After our two-night stay in the city-owned campground in Prairie City, Oregon, we are heading further west to our next destination. But on the way, we are visiting a new-to-us national monument. The John Day Fossil Beds National Monument actually has four parts, and the first one requires a drive through a majestic enclosed canyon named Picture Gorge. So of course, we took plenty of pictures in Picture Gorge.
This is the Sheep Rock Unit of the park, and we passed by Sheep Rock on our way to the national monument visitor center. We're not sure if this mountain got its name from big-horn sheep that once populated its slopes, or the sheep ranch that once populated its valley.
We arrived at the visitor center and parked the motor home in one of the long RV spaces. Then we unhooked the pickup for the drive further down the road to the Blue Basin.
This is where the fun begins. The Blue Basin is a maze of eroded claystone walls that make Denisa look very small this morning.
It's a 1.3-mile trail that crosses about a dozen of these metal bridges.
It leads into a valley that the website describes as an "amalgam of colorful strata from Creataceous conglomerates to flood basalts." We describe it as another of God's wonders.
As we got to the end of the trail, it opened into a grand amphitheater that deserved one more picture.
After conquering the best hike in the park, we should have called it quits on this hot day. But we aren't that smart. So we started the 3.25-mile Blue Basin Overlook Trail. Before you can overlook the basin, you have to climb up and up on switchbacks.
There are a few interesting rock formations at the top,
but the real star of the show is getting to look down on the blue basin where we hiked earlier.
We took the trail counter-clockwise to get the elevation gain over quickly. Then we plodded along through this dry Oregon desert. They haven't gotten any measurable rain here for over 45 days, and we can certainly understand why they are in extreme fire alert.
Denisa likes to take pictures of flowers on our hikes, but all of them are as dry as the grass on these hills
We had to chuckle at the sign that accompanied this bench at the top. Instead of describing this view, it congratulated hikers that they had made it to the half-way point, and had climbed 760 feet in elevation.
The next bench has a sign that lets us know that this is the only shaded bench on this trail, and we're certainly needing that shade.

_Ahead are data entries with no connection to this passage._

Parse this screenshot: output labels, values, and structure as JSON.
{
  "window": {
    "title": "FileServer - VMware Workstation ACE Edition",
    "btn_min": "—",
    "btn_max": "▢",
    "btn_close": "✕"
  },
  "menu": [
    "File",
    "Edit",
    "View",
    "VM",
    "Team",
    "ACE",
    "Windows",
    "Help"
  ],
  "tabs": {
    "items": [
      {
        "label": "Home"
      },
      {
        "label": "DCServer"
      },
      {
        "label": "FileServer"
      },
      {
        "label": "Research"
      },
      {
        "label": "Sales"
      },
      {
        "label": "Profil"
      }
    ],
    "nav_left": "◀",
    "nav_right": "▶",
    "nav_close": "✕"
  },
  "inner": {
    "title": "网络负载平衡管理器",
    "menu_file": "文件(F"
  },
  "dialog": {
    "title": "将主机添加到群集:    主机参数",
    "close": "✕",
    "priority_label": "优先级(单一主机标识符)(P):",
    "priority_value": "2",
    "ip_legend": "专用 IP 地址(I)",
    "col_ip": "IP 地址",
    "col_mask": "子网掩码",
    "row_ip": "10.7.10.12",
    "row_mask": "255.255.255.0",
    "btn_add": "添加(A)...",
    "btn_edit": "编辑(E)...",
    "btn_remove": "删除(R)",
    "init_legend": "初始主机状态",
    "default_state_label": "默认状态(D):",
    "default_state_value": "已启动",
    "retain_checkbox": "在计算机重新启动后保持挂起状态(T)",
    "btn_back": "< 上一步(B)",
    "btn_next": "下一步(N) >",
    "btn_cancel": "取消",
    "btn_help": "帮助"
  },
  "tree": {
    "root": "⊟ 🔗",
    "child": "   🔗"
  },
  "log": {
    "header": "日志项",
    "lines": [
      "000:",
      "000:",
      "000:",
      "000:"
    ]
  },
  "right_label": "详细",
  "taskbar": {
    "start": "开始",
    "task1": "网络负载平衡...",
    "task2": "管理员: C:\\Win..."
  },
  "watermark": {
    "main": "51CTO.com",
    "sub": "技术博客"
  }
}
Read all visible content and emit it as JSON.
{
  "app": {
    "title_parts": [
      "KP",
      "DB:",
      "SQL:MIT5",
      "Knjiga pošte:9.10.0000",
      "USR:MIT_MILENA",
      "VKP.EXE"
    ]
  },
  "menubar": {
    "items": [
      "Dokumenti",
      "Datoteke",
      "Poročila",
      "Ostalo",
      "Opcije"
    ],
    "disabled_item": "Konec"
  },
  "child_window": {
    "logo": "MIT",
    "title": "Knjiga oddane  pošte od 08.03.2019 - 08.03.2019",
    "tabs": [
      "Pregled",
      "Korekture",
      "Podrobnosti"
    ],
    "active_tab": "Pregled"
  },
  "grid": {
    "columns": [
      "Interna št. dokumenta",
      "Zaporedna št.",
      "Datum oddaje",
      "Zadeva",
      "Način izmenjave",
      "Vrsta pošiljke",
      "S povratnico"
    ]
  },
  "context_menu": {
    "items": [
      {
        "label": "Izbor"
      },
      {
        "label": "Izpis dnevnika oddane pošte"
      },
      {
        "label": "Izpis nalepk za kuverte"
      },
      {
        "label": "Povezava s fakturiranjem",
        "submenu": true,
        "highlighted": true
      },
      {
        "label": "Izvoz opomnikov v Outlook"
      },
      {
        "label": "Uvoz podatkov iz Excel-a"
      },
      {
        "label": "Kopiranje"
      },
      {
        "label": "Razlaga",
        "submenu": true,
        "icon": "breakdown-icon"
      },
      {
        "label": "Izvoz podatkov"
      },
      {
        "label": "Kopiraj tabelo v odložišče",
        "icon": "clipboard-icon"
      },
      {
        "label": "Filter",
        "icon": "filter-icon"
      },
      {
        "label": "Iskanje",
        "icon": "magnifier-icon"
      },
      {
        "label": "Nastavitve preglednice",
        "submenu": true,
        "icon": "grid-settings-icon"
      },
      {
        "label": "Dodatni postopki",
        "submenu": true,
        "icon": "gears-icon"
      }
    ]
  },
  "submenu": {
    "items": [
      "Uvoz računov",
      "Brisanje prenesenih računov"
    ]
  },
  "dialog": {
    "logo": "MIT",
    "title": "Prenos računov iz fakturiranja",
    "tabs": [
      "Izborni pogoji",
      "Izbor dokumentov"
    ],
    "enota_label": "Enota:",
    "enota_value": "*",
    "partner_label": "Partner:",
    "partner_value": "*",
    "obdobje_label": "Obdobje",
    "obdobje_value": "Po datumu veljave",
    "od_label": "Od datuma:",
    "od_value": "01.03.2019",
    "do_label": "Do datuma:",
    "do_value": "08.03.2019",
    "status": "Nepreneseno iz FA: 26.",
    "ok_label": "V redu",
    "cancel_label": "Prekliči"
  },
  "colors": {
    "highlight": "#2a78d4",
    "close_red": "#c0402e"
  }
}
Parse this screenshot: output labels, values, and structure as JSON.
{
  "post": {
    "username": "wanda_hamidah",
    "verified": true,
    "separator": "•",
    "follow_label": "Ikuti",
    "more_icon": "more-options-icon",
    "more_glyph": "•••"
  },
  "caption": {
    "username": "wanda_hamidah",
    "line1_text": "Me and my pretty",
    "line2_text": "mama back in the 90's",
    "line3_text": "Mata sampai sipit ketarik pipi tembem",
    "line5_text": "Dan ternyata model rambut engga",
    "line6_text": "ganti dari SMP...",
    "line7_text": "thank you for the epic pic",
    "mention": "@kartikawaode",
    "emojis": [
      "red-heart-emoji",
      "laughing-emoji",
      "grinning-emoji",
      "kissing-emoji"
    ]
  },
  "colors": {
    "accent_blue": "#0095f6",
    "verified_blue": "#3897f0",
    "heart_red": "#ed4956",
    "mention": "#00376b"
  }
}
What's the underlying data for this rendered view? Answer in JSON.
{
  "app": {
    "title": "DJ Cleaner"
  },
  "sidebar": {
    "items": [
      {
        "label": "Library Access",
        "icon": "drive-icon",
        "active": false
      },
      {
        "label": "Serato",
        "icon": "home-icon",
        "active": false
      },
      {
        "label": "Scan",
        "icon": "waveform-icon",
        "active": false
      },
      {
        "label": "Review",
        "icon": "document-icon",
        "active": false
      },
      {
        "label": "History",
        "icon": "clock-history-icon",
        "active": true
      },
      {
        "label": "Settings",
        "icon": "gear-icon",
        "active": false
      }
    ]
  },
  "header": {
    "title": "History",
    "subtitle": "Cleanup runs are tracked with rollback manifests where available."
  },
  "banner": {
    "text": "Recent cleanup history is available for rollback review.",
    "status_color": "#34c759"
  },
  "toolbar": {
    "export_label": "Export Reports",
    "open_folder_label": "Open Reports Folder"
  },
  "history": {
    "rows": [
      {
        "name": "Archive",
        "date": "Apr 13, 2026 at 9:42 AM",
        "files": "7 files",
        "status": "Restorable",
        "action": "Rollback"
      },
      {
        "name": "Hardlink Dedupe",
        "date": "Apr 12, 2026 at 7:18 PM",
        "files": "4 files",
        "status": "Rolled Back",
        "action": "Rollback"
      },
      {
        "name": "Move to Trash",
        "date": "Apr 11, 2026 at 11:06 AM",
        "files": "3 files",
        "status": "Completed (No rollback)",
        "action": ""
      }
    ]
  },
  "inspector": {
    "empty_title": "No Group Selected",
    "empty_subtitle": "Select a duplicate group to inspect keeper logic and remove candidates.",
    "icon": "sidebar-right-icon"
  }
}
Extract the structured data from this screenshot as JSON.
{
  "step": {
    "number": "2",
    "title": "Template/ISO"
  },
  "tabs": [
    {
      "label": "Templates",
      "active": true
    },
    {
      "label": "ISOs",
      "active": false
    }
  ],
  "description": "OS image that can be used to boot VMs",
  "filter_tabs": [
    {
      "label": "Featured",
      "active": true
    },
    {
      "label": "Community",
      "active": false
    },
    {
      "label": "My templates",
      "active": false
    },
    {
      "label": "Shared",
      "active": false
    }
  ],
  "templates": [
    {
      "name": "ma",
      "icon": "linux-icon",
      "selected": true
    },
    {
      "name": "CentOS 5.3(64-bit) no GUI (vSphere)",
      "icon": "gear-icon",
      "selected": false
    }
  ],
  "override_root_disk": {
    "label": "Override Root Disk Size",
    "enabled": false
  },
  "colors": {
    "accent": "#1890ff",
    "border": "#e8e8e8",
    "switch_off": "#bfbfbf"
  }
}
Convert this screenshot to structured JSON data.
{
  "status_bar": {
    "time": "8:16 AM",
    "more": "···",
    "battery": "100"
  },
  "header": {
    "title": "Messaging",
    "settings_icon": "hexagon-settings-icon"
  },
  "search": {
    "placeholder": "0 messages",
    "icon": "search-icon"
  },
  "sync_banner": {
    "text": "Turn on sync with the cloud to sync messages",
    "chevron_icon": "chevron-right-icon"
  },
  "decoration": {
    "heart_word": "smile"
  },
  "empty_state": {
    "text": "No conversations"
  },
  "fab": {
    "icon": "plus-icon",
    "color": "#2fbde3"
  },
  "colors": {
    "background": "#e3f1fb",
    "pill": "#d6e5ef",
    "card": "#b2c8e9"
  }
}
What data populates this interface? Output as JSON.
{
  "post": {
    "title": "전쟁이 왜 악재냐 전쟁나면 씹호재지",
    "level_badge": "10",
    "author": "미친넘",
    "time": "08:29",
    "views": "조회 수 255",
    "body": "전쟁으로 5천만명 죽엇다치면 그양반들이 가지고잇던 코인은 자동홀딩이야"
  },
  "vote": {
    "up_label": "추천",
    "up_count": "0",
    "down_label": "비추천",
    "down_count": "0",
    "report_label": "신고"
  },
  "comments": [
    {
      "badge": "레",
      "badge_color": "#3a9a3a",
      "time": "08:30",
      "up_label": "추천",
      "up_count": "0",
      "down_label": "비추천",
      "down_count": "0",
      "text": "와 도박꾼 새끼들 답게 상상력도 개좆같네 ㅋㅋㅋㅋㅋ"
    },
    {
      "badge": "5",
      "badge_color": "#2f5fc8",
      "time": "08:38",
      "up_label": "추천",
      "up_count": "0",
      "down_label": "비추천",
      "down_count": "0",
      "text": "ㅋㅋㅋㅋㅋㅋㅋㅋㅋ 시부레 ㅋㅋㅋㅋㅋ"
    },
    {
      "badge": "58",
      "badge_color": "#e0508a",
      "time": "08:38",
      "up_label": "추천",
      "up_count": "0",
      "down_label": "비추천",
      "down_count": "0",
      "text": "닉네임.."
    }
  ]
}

We got a few more close-up views of the Blue Basin on our way down in elevation to finish up our loop.
The Cant Ranch Historic Home and Museum is another part of the national monument, and it has been closed to visitors since the beginning of the Covid pandemic. But visitors can walk the grounds and see the outdoor machinery and barns. Denisa headed straight to the orchard where signs let us know that visitors were welcome to pick any ripe fruit from the 100-year-old trees. We found an apple tree where the fruit was falling, so we picked enough for an apple crisp later.
We decided to wait for our time in the air-conditioned visitor center until the hottest part of the day. So now we drove the pickup back to where we left the motorhome in the Thomas Condon Paleontology Visitor Center parking lot. We found that they are requiring masks inside, and only allowing visitors to enter every half-hour and in limited numbers. Instead of waiting longer outside in the heat, we joined the current group of visitors inside for a 13-minute quick look at the museum. Then we headed back through Picture Gorge.
We're heading now to another unit of the John Day Fossil Beds National Monument on the other side of Mitchell, Oregon, where we are camping for the next two days. We would include that in today's blog, but we had such a splendid time in Mitchell that it deserves a blog of its own tomorrow.